ML (LightGBM) becomes a Phase-2 upgrade once driver data is introduced: discounts, stockout hours, weather, and availability ratios.
8. What This Resolves for Planning Teams
A stable, structure-aligned forecast signal resolves several persistent operational issues:
Before
- weekly overrides normalized
- churn in order recommendations
- ambiguous ownership of changes
- poor alignment between stores, DCs, and planners
After
- overrides become exception-based
- decisions persist across cycles
- signal changes correlate with real conditions
- planners spend less time “fixing the number” and more time acting on it
This standard stabilizes the execution posture across the fresh network.

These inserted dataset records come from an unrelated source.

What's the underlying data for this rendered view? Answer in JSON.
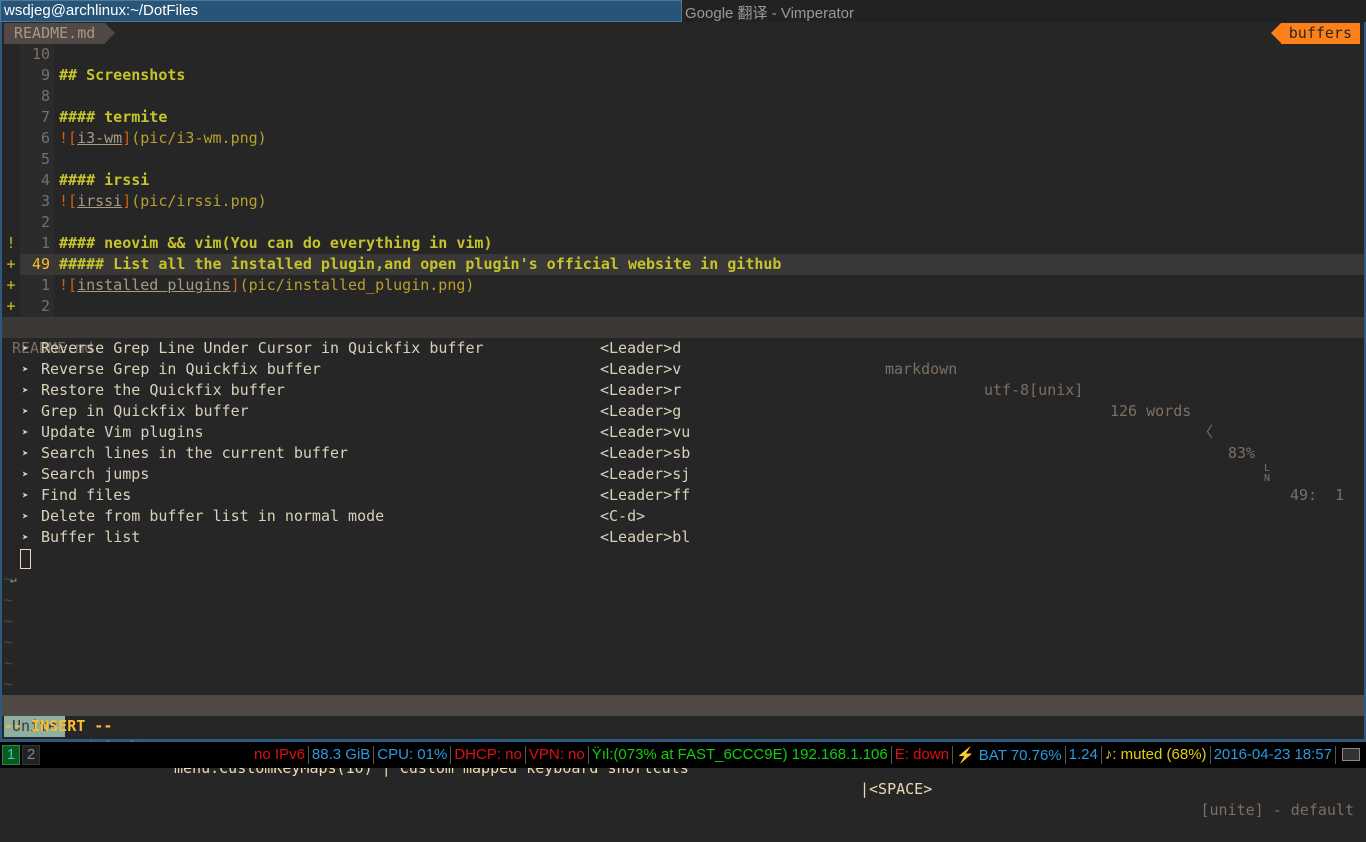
{
  "window": {
    "active_title": "wsdjeg@archlinux:~/DotFiles",
    "other_title": "Google 翻译 - Vimperator"
  },
  "tabline": {
    "buffer": "README.md",
    "right": "buffers"
  },
  "editor": {
    "lines": [
      {
        "sign": "",
        "num": "10",
        "parts": []
      },
      {
        "sign": "",
        "num": "9",
        "parts": [
          {
            "c": "hd",
            "t": "## Screenshots"
          }
        ]
      },
      {
        "sign": "",
        "num": "8",
        "parts": []
      },
      {
        "sign": "",
        "num": "7",
        "parts": [
          {
            "c": "hd",
            "t": "#### termite"
          }
        ]
      },
      {
        "sign": "",
        "num": "6",
        "parts": [
          {
            "c": "br",
            "t": "!["
          },
          {
            "c": "lk",
            "t": "i3-wm"
          },
          {
            "c": "br",
            "t": "]"
          },
          {
            "c": "ur",
            "t": "(pic/i3-wm.png)"
          }
        ]
      },
      {
        "sign": "",
        "num": "5",
        "parts": []
      },
      {
        "sign": "",
        "num": "4",
        "parts": [
          {
            "c": "hd",
            "t": "#### irssi"
          }
        ]
      },
      {
        "sign": "",
        "num": "3",
        "parts": [
          {
            "c": "br",
            "t": "!["
          },
          {
            "c": "lk",
            "t": "irssi"
          },
          {
            "c": "br",
            "t": "]"
          },
          {
            "c": "ur",
            "t": "(pic/irssi.png)"
          }
        ]
      },
      {
        "sign": "",
        "num": "2",
        "parts": []
      },
      {
        "sign": "!",
        "num": "1",
        "parts": [
          {
            "c": "hd",
            "t": "#### neovim && vim(You can do everything in vim)"
          }
        ]
      },
      {
        "sign": "+",
        "num": "49",
        "cursor": true,
        "parts": [
          {
            "c": "hd",
            "t": "##### List all the installed plugin,and open plugin's official website in github"
          }
        ]
      },
      {
        "sign": "+",
        "num": "1",
        "parts": [
          {
            "c": "br",
            "t": "!["
          },
          {
            "c": "lk",
            "t": "installed plugins"
          },
          {
            "c": "br",
            "t": "]"
          },
          {
            "c": "ur",
            "t": "(pic/installed_plugin.png)"
          }
        ]
      },
      {
        "sign": "+",
        "num": "2",
        "parts": []
      }
    ]
  },
  "statusline": {
    "file": "README.md",
    "filetype": "markdown",
    "encoding": "utf-8[unix]",
    "words": "126 words",
    "percent": "83%",
    "position": "49:  1"
  },
  "menu": {
    "items": [
      {
        "label": "Reverse Grep Line Under Cursor in Quickfix buffer",
        "key": "<Leader>d"
      },
      {
        "label": "Reverse Grep in Quickfix buffer",
        "key": "<Leader>v"
      },
      {
        "label": "Restore the Quickfix buffer",
        "key": "<Leader>r"
      },
      {
        "label": "Grep in Quickfix buffer",
        "key": "<Leader>g"
      },
      {
        "label": "Update Vim plugins",
        "key": "<Leader>vu"
      },
      {
        "label": "Search lines in the current buffer",
        "key": "<Leader>sb"
      },
      {
        "label": "Search jumps",
        "key": "<Leader>sj"
      },
      {
        "label": "Find files",
        "key": "<Leader>ff"
      },
      {
        "label": "Delete from buffer list in normal mode",
        "key": "<C-d>"
      },
      {
        "label": "Buffer list",
        "key": "<Leader>bl"
      }
    ]
  },
  "unite": {
    "mode": "Unite",
    "profile": "default",
    "source": "menu:CustomKeyMaps(10) | Custom mapped keyboard shortcuts",
    "key": "|<SPACE>",
    "right": "[unite] - default"
  },
  "mode": "-- INSERT --",
  "bar": {
    "workspaces": [
      "1",
      "2"
    ],
    "status": [
      {
        "t": "no IPv6",
        "color": "#e01010"
      },
      {
        "t": "88.3 GiB",
        "color": "#2a9ae0"
      },
      {
        "t": "CPU: 01%",
        "color": "#2a9ae0"
      },
      {
        "t": "DHCP: no",
        "color": "#e01010"
      },
      {
        "t": "VPN: no",
        "color": "#e01010"
      },
      {
        "t": "Ÿıl:(073% at FAST_6CCC9E) 192.168.1.106",
        "color": "#10d010"
      },
      {
        "t": "E: down",
        "color": "#e01010"
      },
      {
        "t": "⚡ BAT 70.76%",
        "color": "#2a9ae0"
      },
      {
        "t": "1.24",
        "color": "#2a9ae0"
      },
      {
        "t": "♪: muted (68%)",
        "color": "#e0d010"
      },
      {
        "t": "2016-04-23 18:57",
        "color": "#2a9ae0"
      }
    ]
  }
}
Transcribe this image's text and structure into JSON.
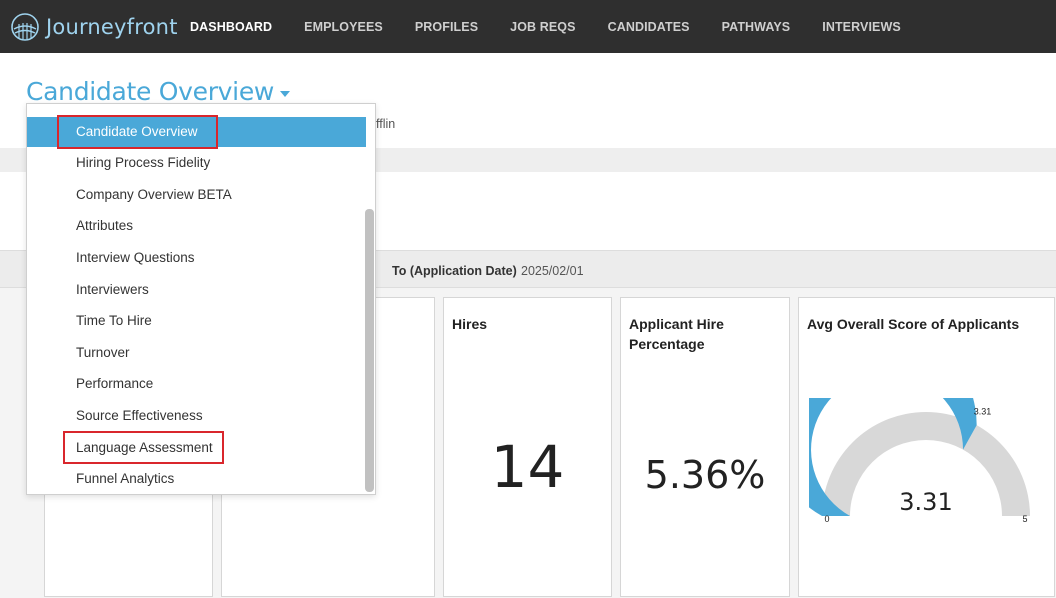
{
  "app": {
    "logo_text": "Journeyfront"
  },
  "nav": {
    "items": [
      {
        "label": "DASHBOARD",
        "active": true
      },
      {
        "label": "EMPLOYEES"
      },
      {
        "label": "PROFILES"
      },
      {
        "label": "JOB REQS"
      },
      {
        "label": "CANDIDATES"
      },
      {
        "label": "PATHWAYS"
      },
      {
        "label": "INTERVIEWS"
      }
    ]
  },
  "header": {
    "title": "Candidate Overview",
    "breadcrumb_tail": "fflin"
  },
  "dropdown": {
    "items": [
      {
        "label": "Candidate Overview",
        "selected": true
      },
      {
        "label": "Hiring Process Fidelity"
      },
      {
        "label": "Company Overview BETA"
      },
      {
        "label": "Attributes"
      },
      {
        "label": "Interview Questions"
      },
      {
        "label": "Interviewers"
      },
      {
        "label": "Time To Hire"
      },
      {
        "label": "Turnover"
      },
      {
        "label": "Performance"
      },
      {
        "label": "Source Effectiveness"
      },
      {
        "label": "Language Assessment"
      },
      {
        "label": "Funnel Analytics"
      }
    ]
  },
  "filters": {
    "to_label": "To (Application Date)",
    "to_value": "2025/02/01"
  },
  "cards": {
    "hires": {
      "title": "Hires",
      "value": "14"
    },
    "hire_pct": {
      "title_line1": "Applicant Hire",
      "title_line2": "Percentage",
      "value": "5.36%"
    },
    "avg_score": {
      "title": "Avg Overall Score of Applicants",
      "value": "3.31",
      "marker_label": "3.31",
      "min_label": "0",
      "max_label": "5",
      "min": 0,
      "max": 5,
      "score": 3.31,
      "fill_color": "#4aa8d8",
      "track_color": "#d8d8d8"
    }
  }
}
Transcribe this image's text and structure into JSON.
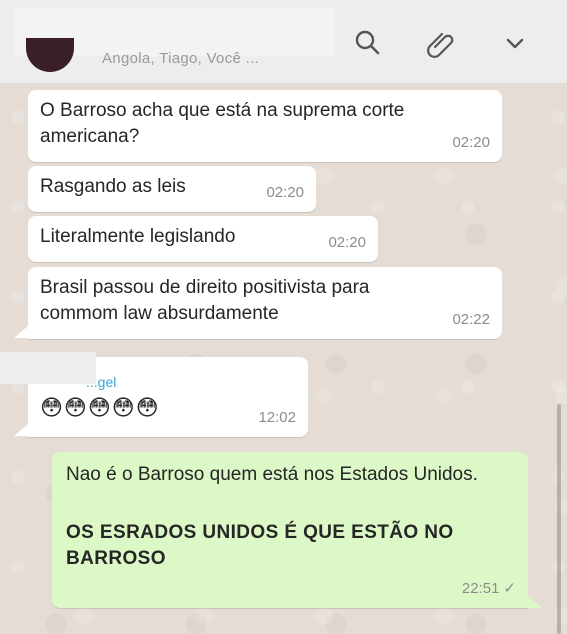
{
  "header": {
    "subtitle": "Angola, Tiago, Você ...",
    "icons": [
      "search-icon",
      "paperclip-icon",
      "chevron-down-icon"
    ]
  },
  "messages": [
    {
      "text": "O Barroso acha que está na suprema corte\namericana?",
      "time": "02:20"
    },
    {
      "text": "Rasgando as leis",
      "time": "02:20"
    },
    {
      "text": "Literalmente legislando",
      "time": "02:20"
    },
    {
      "text": "Brasil passou de direito positivista para\ncommom law absurdamente",
      "time": "02:22"
    },
    {
      "sender": "...gel",
      "text": "😳😳😳😳😳",
      "time": "12:02"
    }
  ],
  "outgoing": {
    "line1": "Nao é o Barroso quem está nos Estados Unidos.",
    "line2": "OS ESRADOS UNIDOS É QUE ESTÃO NO\nBARROSO",
    "time": "22:51",
    "status": "✓"
  },
  "colors": {
    "incoming_bg": "#ffffff",
    "outgoing_bg": "#dcf8c6",
    "chat_bg": "#e5ddd5",
    "sender_name": "#35a5d8"
  }
}
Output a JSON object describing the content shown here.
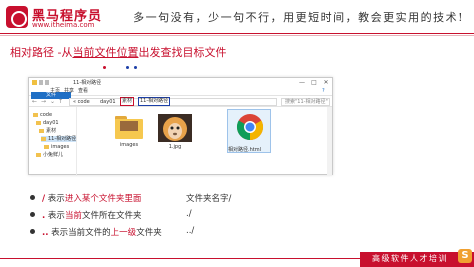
{
  "brand": {
    "name": "黑马程序员",
    "url": "www.itheima.com",
    "slogan": "多一句没有，少一句不行，用更短时间，教会更实用的技术!",
    "color": "#c8102e"
  },
  "heading": {
    "prefix": "相对路径 -从",
    "highlight": "当前文件位置",
    "suffix": "出发查找目标文件"
  },
  "explorer": {
    "window_title": "11-相对路径",
    "title_icons": [
      "folder-icon"
    ],
    "window_buttons": [
      "—",
      "□",
      "✕"
    ],
    "ribbon_tabs": [
      "文件",
      "主页",
      "共享",
      "查看"
    ],
    "address": {
      "prefix": "« code",
      "crumb1": "day01",
      "crumb2": "素材",
      "crumb3": "11-相对路径"
    },
    "search_placeholder": "搜索\"11-相对路径\"",
    "dot_colors": [
      "#c8102e",
      "#1c3fa8",
      "#1c3fa8"
    ],
    "tree": [
      {
        "label": "code",
        "selected": false
      },
      {
        "label": "day01",
        "selected": false
      },
      {
        "label": "素材",
        "selected": false
      },
      {
        "label": "11-相对路径",
        "selected": true
      },
      {
        "label": "images",
        "selected": false
      },
      {
        "label": "小兔鲜儿",
        "selected": false
      }
    ],
    "files": [
      {
        "name": "images",
        "type": "folder"
      },
      {
        "name": "1.jpg",
        "type": "image"
      },
      {
        "name": "相对路径.html",
        "type": "html"
      }
    ]
  },
  "bullets": [
    {
      "sym": "/",
      "pre": " 表示",
      "hl": "进入某个文件夹里面",
      "post": "",
      "note": "文件夹名字/"
    },
    {
      "sym": ".",
      "pre": " 表示",
      "hl": "当前",
      "post": "文件所在文件夹",
      "note": "./"
    },
    {
      "sym": "..",
      "pre": " 表示当前文件的",
      "hl": "上一级",
      "post": "文件夹",
      "note": "../"
    }
  ],
  "footer": {
    "text": "高级软件人才培训",
    "badge": "S"
  }
}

9. Defensibility Properties
The system is technically defensible because:
- evaluation is performed per SKU, not at the portfolio mean
- stability scoring is mathematically transparent
- all steps are deterministic, auditable, and logged
- model selection follows explicit, structure-aware rules
- the plot provides visual governance evidence
This creates a repeatable, explainable, non-heuristic model-selection framework.
Closing Position
Forecast Sandbox v1.0 is not a model shootout.
It is a decision pipeline engineered to identify forecasting methods that produce a stable, low-noise signal when matched to demand structure, because stability—not marginal accuracy—determines operational reliability in fresh retail.
By anchoring on smoothing models (Theta/SES/Holt), augmenting with Croston for intermittency, and using Chronos2 when structure is uncertain, the resulting forecast becomes not only accurate but operationally trustworthy.
This stability is what reduces waste, improves store ordering, and increases execution confidence.